São crimes monstruosos e simultâneos: a adoção
obrigatória de remédios com ineficácia cientificamente comprovada para a doença
constatada, a redução dos pacientes a cobaias sem conhecimento da pesquisa, e
as mortes que, nesses procedimentos próprios de pesquisas nazistas, foram
assassinatos conscientes.
Conscientes, com certeza, porque aceito o risco de
morte dos pacientes, com o tratamento cientificamente reprovado. E porque,
ainda mais claro, ocorrida a primeira morte, ou as primeiras, o falso
tratamento continuou para proporcionar a fraudulência confirmatória da eficácia
propalada por Bolsonaro, no seu furor contra a vida.

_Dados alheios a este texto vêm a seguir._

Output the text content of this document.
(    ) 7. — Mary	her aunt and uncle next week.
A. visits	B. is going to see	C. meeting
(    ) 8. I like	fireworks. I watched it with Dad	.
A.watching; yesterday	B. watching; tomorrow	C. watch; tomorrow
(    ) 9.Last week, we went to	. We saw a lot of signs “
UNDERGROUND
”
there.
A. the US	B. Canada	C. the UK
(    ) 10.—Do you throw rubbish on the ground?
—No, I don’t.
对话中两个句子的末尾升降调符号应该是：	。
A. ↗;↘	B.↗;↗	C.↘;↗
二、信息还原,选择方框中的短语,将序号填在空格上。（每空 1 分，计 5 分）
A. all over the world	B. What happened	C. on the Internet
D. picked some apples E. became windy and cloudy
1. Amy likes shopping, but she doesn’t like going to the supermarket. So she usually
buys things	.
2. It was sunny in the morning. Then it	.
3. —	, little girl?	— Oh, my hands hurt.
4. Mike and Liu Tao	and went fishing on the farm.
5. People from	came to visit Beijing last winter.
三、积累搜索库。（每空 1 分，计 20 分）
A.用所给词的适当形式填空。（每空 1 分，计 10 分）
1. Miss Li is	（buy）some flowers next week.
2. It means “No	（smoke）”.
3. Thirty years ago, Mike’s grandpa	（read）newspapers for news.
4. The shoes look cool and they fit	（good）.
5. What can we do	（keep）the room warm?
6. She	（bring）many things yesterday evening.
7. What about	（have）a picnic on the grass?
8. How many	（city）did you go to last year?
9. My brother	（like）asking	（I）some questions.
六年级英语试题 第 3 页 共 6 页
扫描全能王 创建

Não se sabe quantos foram os mortos, de fato. Já por
definição, o que é fraude não é confiável. A empresa denunciada cumpre a praxe
e reclama de propósitos difamatórios dos denunciantes. A CPI já trabalha, no
entanto, até com gravações que determinam sigilo na pesquisa e brindam
Bolsonaro com útil citação.
Esse
e demais crimes que passam por Bolsonaro, relacionados à
pandemia, são do tempo da sua sensação de predomínio. Hoje, o êxito comprovado
da vacinação desmoraliza os jacarés de sua mente, seu apoio público evapora,
cai em derrotas sucessivas, Bolsonaro se esvai em sinais de desespero —visíveis
até na sua humilhante mansidão.
Contudo nada disso muda sua índole. Nem a ambição e
o seu projeto, exposto
ainda antes da candidatura presidencial: "Se um dia eu for
presidente, vou dar um golpe".
Recusar a aceitação do impeachment pelos crimes do
passado, como fazem Arthur Lira e seus recompensados paus-mandados do centrão,
na Câmara, é
abrir oportunidades a Bolsonaro e seus corruptos para mais
bolsonarismos do poder.
Nem mortes excluídas, seja por que modo e motivo
forem. Violência, inflação, custo de vida, desemprego: o país desce empurrado
para o desastre insondável.
O cidadão tem o direito de conhecer bem os
que impedem a primeira providência capaz de sustar a descida. E
os meios de comunicação têm o dever de proporcionar esse conhecimento cívico
aos cidadãos. Congressistas nas vantagens sem limite nem moral, eles são tão
responsáveis pelo havido e pelo que houver quanto Bolsonaro e seus
quadrilheiros.
FALADORES
Marcelo
Queiroga, ao adotar a ameaça à vida dos adolescentes: "O senhor
[Bolsonaro] tem conversado comigo sobre esse tema e fizemos uma revisão
detalhada no banco de dados do DataSus". Os médicos verdadeiros mudam
opiniões dos presidentes.
Fernando
Henrique: "É chegada a hora de um toque de alerta",
"o presidente tem arroubos que não condizem com o futuro
democrático".
Logo depois: "Ele não vai conseguir, nem creio
que ele tenha o objetivo de conseguir". Se não tem, toque de alerta para
quê? Defesa da democracia por quê? Por que precisamos estar "juntos em
defesa da liberdade"?
Gilmar
Mendes: "Temos de acreditar na boa-fé de Bolsonaro". E na
de quem emite tal recomendação?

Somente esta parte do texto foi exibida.